THE jury in the trial of a Birkby man accused of opium smuggling will resume their deliberations today.

Ibrahim Yusif, 33, was arrested last July after five kilos of the Class A drug were sent in a package to the home of his then girlfriend in Langdale Drive, Dalton.

The drugs, worth £30,000, were hidden inside five ornate clocks in the package.

The opium had been discovered by parcel by customs officers at East Midlands Airport, who sent an undercover police officer to deliver the package to Dalton two days later.

Yusif, of Scholes Road, has denied a charge of being knowingly concerned in the fraudulent evasion of the prohibition on importing the drug.
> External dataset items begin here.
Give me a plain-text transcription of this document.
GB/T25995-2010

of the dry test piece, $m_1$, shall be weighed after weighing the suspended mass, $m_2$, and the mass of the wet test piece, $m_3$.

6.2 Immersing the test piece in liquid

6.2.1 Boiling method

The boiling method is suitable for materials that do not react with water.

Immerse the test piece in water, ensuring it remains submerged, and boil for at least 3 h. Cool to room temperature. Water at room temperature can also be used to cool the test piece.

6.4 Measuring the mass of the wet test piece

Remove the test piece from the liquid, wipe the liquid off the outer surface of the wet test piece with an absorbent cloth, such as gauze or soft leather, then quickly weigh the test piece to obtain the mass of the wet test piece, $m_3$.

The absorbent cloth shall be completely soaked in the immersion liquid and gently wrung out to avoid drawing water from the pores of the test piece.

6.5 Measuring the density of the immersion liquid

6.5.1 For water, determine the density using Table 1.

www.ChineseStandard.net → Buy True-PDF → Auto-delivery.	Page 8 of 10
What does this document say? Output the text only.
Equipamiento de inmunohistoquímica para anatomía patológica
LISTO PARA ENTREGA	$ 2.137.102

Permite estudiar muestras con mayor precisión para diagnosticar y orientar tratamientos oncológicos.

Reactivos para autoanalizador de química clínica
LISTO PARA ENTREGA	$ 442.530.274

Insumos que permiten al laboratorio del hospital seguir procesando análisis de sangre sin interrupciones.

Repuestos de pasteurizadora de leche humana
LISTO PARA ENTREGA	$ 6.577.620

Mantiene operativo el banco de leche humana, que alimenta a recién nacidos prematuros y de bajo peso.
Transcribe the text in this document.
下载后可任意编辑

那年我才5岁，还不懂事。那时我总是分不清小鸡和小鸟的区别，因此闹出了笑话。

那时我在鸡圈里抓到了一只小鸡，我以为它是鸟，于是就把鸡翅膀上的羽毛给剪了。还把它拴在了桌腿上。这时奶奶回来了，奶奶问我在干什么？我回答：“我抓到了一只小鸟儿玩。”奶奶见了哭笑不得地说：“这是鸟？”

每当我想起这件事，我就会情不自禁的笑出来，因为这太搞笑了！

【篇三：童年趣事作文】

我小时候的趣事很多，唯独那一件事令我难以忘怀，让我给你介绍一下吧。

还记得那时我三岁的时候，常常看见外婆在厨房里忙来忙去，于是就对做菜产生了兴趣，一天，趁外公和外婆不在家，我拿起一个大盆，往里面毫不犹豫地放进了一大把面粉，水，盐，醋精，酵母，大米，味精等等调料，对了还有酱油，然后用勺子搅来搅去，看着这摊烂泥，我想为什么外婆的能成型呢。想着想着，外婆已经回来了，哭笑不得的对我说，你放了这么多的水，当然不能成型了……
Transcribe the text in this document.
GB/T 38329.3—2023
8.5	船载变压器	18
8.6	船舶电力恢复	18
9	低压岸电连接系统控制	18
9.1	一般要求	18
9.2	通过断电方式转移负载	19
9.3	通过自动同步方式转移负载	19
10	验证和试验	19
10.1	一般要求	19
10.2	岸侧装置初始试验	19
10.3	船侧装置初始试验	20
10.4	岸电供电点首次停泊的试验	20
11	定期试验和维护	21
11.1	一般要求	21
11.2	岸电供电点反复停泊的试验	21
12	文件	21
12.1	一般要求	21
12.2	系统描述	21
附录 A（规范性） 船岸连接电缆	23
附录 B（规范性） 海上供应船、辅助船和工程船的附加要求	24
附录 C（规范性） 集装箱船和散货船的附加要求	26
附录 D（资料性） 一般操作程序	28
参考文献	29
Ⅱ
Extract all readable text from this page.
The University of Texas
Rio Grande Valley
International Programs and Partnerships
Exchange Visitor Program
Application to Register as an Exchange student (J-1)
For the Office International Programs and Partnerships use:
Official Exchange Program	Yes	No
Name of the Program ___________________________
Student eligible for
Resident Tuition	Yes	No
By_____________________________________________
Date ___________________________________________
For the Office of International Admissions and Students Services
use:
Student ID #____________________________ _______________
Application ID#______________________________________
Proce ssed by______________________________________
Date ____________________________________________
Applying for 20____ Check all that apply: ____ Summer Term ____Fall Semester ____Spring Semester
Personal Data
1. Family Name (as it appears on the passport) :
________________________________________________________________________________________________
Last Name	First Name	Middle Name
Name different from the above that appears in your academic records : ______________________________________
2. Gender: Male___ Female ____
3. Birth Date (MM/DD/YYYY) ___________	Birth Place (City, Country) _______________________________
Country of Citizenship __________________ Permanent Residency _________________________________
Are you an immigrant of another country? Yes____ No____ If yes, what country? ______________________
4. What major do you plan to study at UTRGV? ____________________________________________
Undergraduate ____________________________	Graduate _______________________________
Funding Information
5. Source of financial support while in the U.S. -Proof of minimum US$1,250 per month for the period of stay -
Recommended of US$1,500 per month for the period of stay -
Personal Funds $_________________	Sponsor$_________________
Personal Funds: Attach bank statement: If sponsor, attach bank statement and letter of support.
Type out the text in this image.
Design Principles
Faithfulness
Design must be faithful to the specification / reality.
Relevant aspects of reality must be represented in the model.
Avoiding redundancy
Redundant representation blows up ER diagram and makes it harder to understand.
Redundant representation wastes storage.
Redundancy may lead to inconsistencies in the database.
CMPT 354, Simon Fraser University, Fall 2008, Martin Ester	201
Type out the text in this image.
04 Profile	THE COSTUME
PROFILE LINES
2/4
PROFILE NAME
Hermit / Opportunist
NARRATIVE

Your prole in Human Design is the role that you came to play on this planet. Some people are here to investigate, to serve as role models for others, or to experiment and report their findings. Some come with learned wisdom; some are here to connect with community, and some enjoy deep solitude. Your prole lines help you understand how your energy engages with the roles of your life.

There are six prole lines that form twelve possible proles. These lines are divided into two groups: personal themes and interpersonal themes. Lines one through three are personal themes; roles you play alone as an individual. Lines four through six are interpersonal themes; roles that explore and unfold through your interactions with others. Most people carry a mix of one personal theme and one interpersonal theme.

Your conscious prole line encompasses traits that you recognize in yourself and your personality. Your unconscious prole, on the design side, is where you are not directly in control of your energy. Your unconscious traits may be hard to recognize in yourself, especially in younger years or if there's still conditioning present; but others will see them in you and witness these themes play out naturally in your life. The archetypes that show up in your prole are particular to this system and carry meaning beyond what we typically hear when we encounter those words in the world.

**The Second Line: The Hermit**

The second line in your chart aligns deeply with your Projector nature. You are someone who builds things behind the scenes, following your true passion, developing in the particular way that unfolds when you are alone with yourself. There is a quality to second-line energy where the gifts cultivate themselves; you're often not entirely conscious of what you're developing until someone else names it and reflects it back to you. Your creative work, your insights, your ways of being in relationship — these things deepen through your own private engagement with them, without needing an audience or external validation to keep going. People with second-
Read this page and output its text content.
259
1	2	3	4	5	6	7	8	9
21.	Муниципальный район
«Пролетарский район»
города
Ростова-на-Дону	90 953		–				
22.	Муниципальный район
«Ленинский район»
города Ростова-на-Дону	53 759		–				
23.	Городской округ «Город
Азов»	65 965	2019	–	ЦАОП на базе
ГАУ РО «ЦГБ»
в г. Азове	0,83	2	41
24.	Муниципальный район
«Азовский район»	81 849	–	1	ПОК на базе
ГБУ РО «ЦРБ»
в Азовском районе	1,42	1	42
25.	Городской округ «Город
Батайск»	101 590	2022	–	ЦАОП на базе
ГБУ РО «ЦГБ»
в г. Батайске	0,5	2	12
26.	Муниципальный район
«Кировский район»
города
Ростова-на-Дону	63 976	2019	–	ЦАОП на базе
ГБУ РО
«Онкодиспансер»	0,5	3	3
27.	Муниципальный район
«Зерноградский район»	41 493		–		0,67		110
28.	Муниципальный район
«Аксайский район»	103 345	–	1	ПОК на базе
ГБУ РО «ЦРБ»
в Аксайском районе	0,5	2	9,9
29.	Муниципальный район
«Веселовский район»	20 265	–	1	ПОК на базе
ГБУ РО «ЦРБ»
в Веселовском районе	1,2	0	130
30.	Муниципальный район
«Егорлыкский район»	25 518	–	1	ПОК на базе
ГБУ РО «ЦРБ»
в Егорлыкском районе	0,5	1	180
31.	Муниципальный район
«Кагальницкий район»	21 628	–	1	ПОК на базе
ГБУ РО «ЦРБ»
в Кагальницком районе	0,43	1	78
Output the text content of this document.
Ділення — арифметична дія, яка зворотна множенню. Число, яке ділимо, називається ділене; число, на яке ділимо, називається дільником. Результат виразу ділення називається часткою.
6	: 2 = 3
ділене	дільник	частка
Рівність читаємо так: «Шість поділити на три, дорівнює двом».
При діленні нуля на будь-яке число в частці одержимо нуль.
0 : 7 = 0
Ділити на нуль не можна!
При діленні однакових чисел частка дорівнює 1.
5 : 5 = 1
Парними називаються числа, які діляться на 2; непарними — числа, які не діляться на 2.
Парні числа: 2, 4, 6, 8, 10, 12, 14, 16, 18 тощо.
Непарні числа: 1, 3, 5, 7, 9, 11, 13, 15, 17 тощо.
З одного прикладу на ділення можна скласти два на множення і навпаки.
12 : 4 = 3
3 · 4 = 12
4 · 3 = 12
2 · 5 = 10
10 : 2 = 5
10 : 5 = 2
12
Yusif declined to give evidence himself, but in her closing speech to the jury at Bradford Crown Court, his barrister Rukhshanda Hussain claimed it was hardly a water-tight prosecution case.

The court has heard that Yusif had been expecting a package from Greece which he believed would contain clothes, gold and shoes.

But he denied having any knowledge of the parcel containing the opium.

Miss Hussain said if her client had been expecting a drugs delivery, he would have been “a nervous wreck” when it arrived.

She suggested that he would have been keeping vigil at his girlfriend's home, but on the day the parcel arrived he was doing some decorating at his house and helping a friend to fix his car.

She said: “'Not the actions of a drug importer.”

The court heard during the trial that the package was addressed to Yusif's girlfriend Cheryl Page and Miss Hussain submitted that the chance of her opening it would have been “quite a risk to take” for the importer.

She also pointed out that Yusif's home and belongings were searched and there was no other evidence linking him to drugs.

“It’s not enough if you think he might have done or could have done it. You have to be sure”, she said.

The jury spent just over an hour considering the evidence in the case yesterday and will resume discussions this morning.